12シリーズは、オフィス内にリビングやキッチン、イベントスペース等の住まいの機能を一部導入することで、新しい暮らし方や働き方を知るキッカケに出会うことができるシェアオフィス。2018年9月に1拠点目となる「12 SHINJUKU」を「新宿」駅直結のビルで開設。早期に満室稼働を実現し、以降平均93%と高い稼働率を持続してきた。
この実績やノウハウに加え、利用者からは住まいとオフィスを融合した空間に対するニーズの強さを感じたこと、コロナ禍を経てワークスペースに求められている役割が大きく変化し、フレキシブルなオフィス需要が高まっていることに着目。東京23区内では、コワーキングスペースがオフィス全体の床面積のうち数%しか供給されておらず、かつ既存のコワーキングスペースは港区・品川区・中央区等に集中。京王グループの同社が強みを持つ新宿エリアでは、供給がまだ少ないこともあり本格的に取り組むこととなった。
1フロアをリノベ キッチン付きの空間
9月1日オープン予定の「12 SHINJUKU3CHOME」は、地下鉄「新宿三丁目」駅直結の京王電鉄(東京都多摩市)が所有する「京王フレンテ新宿三丁目」4階に開設する。従前は店舗が入居していた1フロアをリノベーションし、働くと暮らしの要素を組み合わせたシェアオフィスとして再生。中でも各部屋には占有できる共用部分として「にわ」スペースを構築(一部除く)した。休憩したり気分を変えて仕事をしたりと、自由に使える空間=「にわ」付きの一戸オフィスといった形だ。また多目的に使えるLDKも魅力。社内やシェアオフィス内の交流に使えるLDKを構築し、仕事の合間にランチを作ったり、休日に家族を呼んでリラックスしたりと用途は様々である。

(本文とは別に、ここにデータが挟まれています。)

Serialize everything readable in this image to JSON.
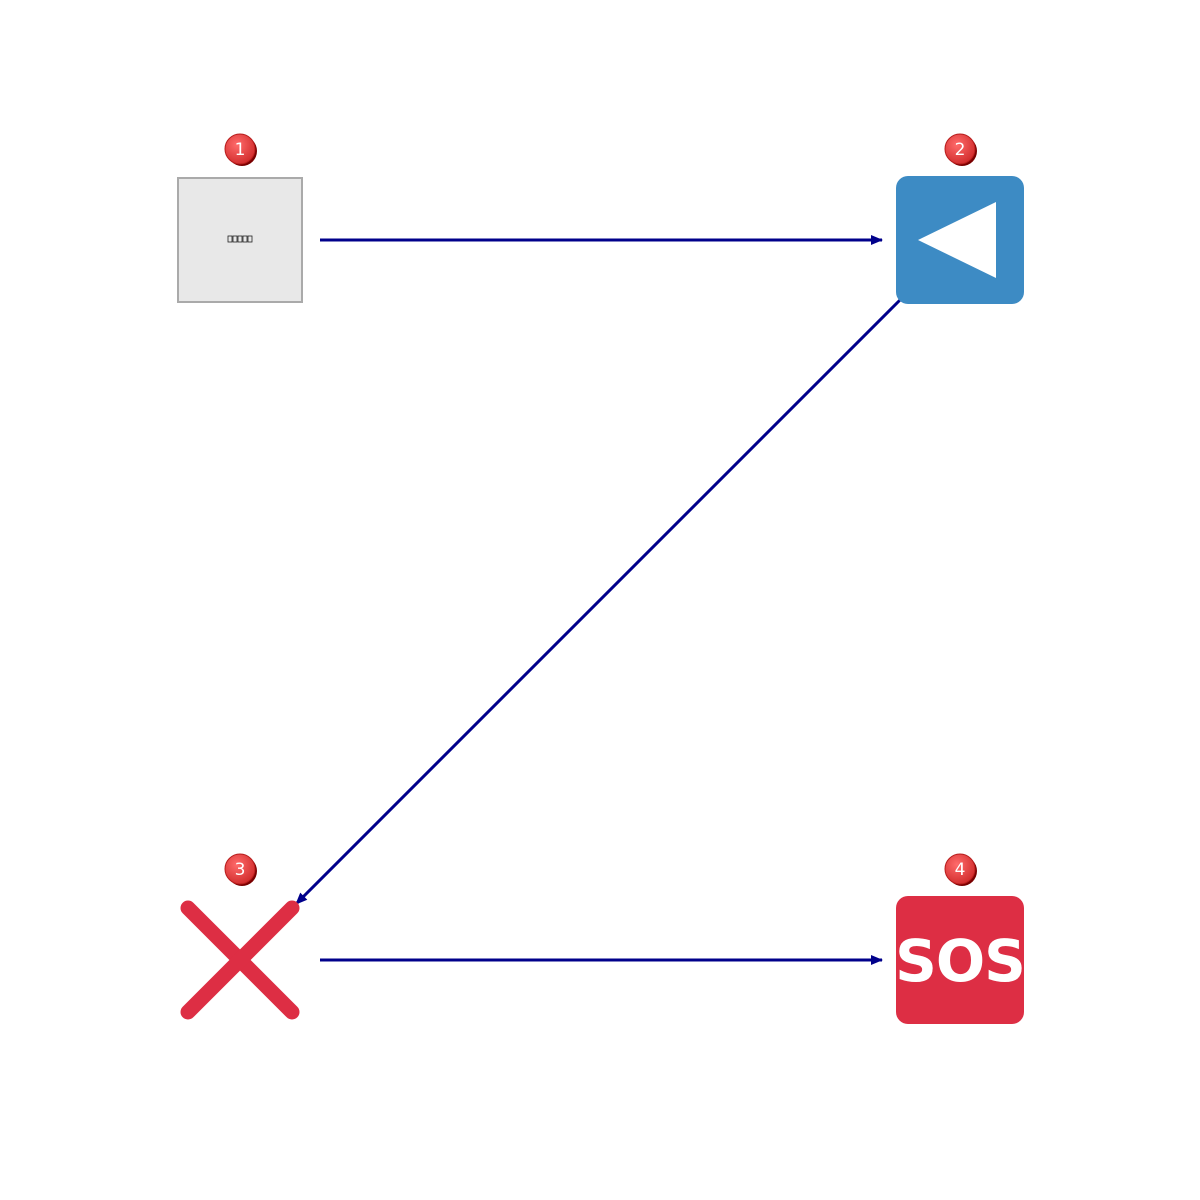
{
  "diagram": {
    "nodes": [
      {
        "id": "1",
        "badge": "1",
        "icon": "placeholder-box-icon",
        "caption": ""
      },
      {
        "id": "2",
        "badge": "2",
        "icon": "play-reverse-icon"
      },
      {
        "id": "3",
        "badge": "3",
        "icon": "close-x-icon"
      },
      {
        "id": "4",
        "badge": "4",
        "icon": "sos-icon",
        "text": "SOS"
      }
    ],
    "edges": [
      {
        "from": "1",
        "to": "2"
      },
      {
        "from": "2",
        "to": "3"
      },
      {
        "from": "3",
        "to": "4"
      }
    ],
    "colors": {
      "edge": "#00008b",
      "badge": "#e53935",
      "node2_fill": "#3d8bc4",
      "node3_stroke": "#dd2e44",
      "node4_fill": "#dd2e44",
      "node1_fill": "#e8e8e8",
      "node1_border": "#aaaaaa"
    }
  }
}
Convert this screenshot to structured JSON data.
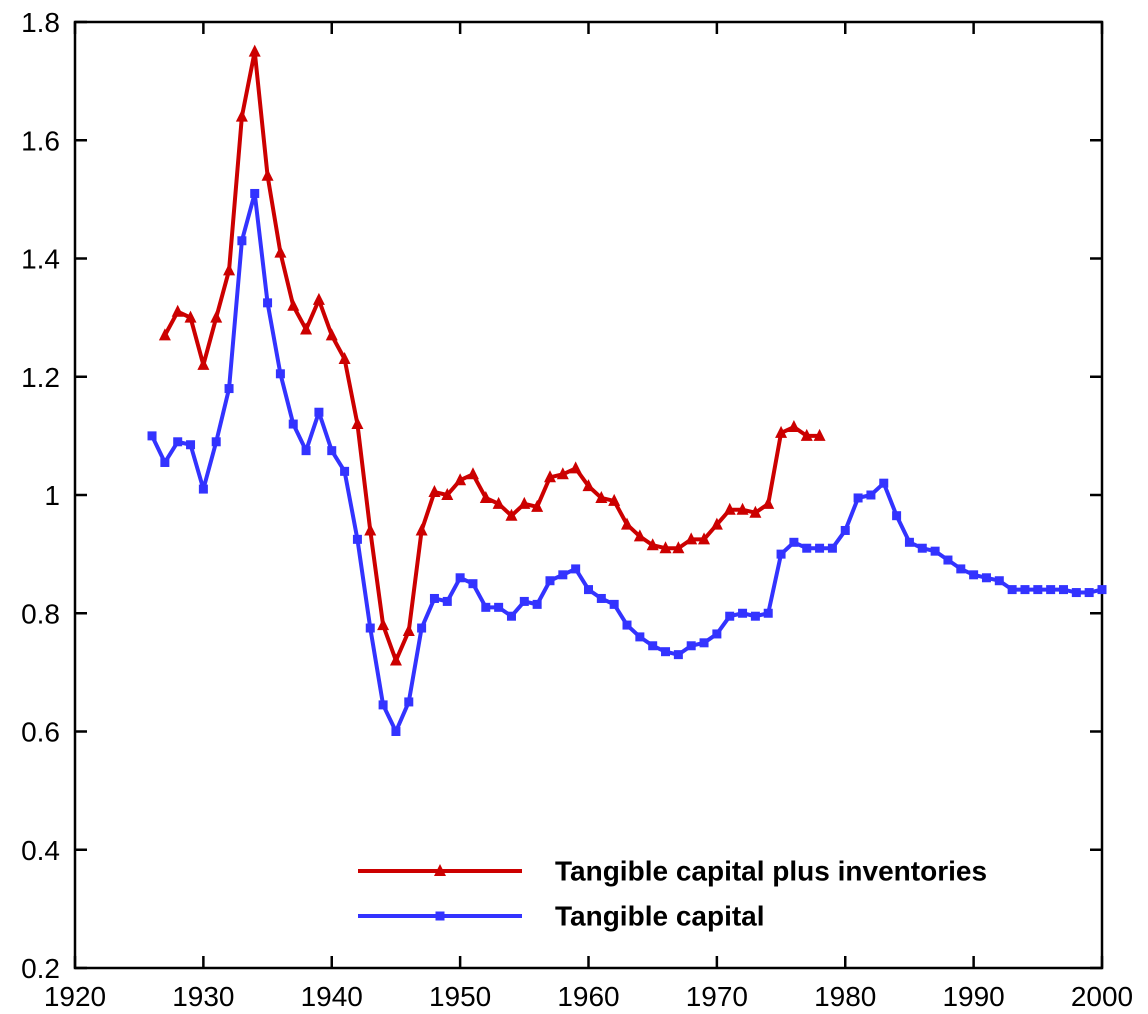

26日にはメディア向けの内覧会を開催。代表取締役社長の川島純一氏やオフィス推進部の井上聡子氏は「借りながら貸せる『マガリ』の仕組みを採用しました。マガリは、オフィスを使わない時間は会員登録している会社や個人に貸し出せるスペースシェアリングの仕組みです。日時をアプリに登録するだけで簡単に貸し出しができ、マガリされた分の利用料は賃料から相殺されます。時間やコスト面でも、仕事と暮らしを自由にすることを目指していきます」と語った。まずは来月に「12 SHINJUKU3CHOME」が誕生するが、10月には「12 NISHISHINJUKU」を開設する。
同社は今後12シリーズの相互利用も行う。区画契約者やフリーデスクの契約者は、契約している物件以外の12シリーズでもラウンジ&LDKを利用することができる。また12シリーズのラウンジやLDK等の共用エリアを利用できる個人会員制度を設ける予定だ。多様なワークスタイルや利用ニーズを想定した契約内容の拡充など魅力は多い。